La casa più grande dell’antica Pompei è quella del Fauno. All’ingresso la scritta latina “Have” saluta i passanti e la statua bronzea al centro del giardino interno funge da padrone di casa. Intorno una serie di stanze con mosaici, di cui il più importante è quello raffigurante la battaglia vinta da Alessandro Magno contro Dario Re di Persia. Una serie di colonne sostengono il porticato e una ricca vegetazione di piante sembra ridare alla domus i primitivi contorni.

Decidiamo di proseguire per via Consolare e la casa del chirurgo si staglia davanti a noi. Chiamata così perché al suo interno sono stati ritrovati oggetti medici, tra cui bisturi e forbici, è formata da una serie di ambienti che probabilmente erano le stanze per visitare i pazienti.

Superato l’arco della porta di Ercolano, primo collegamento tra le due città, ci avviamo verso Via delle Tombe dove gli alberi costeggiano l’antica necropoli.
Proseguendo sbuchiamo nella famosa Villa dei Misteri, una sorta di “rifugio” fuori città per i nobili romani. Conserva una ricostruzione di una pressa per la spremitura dell’uva a forma di testa d’ariete, ma la cosa più bella di questo luogo di mistero è il grande affresco a misura d’uomo con una scena di un rito misterico, ossia l’iniziazione al matrimonio di una fanciulla.

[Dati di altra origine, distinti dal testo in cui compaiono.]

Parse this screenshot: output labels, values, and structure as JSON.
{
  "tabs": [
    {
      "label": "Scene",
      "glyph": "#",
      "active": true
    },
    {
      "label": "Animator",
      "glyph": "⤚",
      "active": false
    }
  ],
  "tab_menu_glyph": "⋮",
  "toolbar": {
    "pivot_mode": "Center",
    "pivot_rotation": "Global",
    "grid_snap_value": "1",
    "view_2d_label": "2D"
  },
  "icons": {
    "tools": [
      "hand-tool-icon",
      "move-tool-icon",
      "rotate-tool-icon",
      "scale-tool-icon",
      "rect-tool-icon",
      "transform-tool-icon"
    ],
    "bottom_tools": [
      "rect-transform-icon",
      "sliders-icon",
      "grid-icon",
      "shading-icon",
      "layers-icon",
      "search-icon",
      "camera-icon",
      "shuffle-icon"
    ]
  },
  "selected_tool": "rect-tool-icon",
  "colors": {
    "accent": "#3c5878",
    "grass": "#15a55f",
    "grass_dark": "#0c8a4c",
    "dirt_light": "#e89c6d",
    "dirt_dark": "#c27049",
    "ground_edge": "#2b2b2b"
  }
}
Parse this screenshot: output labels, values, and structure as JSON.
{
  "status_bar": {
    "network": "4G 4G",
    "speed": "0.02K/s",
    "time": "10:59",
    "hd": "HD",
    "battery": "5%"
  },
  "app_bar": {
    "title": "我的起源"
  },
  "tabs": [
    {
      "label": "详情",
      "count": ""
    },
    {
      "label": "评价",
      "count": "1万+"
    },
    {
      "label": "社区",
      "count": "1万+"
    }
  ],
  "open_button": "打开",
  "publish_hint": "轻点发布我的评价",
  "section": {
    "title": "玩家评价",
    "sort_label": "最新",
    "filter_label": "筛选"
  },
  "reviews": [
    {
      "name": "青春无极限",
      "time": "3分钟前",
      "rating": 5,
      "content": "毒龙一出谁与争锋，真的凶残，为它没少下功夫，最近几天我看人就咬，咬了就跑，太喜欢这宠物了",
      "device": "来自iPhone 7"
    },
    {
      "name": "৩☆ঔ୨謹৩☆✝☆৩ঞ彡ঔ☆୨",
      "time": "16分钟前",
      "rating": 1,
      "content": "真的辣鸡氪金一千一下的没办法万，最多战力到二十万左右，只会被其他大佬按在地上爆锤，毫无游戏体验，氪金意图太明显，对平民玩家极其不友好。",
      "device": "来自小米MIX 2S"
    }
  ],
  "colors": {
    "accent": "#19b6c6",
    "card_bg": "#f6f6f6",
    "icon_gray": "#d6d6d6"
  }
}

Decidiamo di tornare indietro e una guida ci suggerisce di percorrere Via dell’Abbondanza, la zona popolare di una città sommersa. Ai lati le scritte delle antiche botteghe sono ancora leggibili in latino mentre anfore e recipienti contenevano la merce in vendita.
La pavimentazione formata da blocchi in pietra mi fa perdere più volte l’equilibrio e sono costretta a mettere da parte la mappa. Mi guardo intorno e sembra di respirare l’aria pulita di una volta.

Calchi di antichi abitanti

Calchi di antichi abitanti

Da lontano vedo i resti di un edificio circolare: l’anfiteatro, di cui ancora oggi restano zone sommerse.
E’ un’immensa arena con sotterranei e cancelletti da cui le belve uscivano per lottare contro il gladiatore pronto a tutto. L’impressione e la paura di rivivere quegli attimi sembra sfiorarmi la pelle, faccio una foto e subito mi avvio verso la grande palestra che ospitava i giochi olimpici. Dopo un giro nell’orto dei fuggiaschi guardiamo l’orologio: è ora di tornare a casa.

Percorro le strade guardando ai lati ciò che resta di una remota città. Carri, altari, portoni, giardini: Pompei sembra rivivere nella mia mente, ma a un tratto una scritta mi riporta alla realtà: “Uscita”… e il sogno di camminare con la storia svanisce in un attimo. Restano i ricordi e la voglia di tornare a casa per raccontare a tutti il mio viaggio nel passato.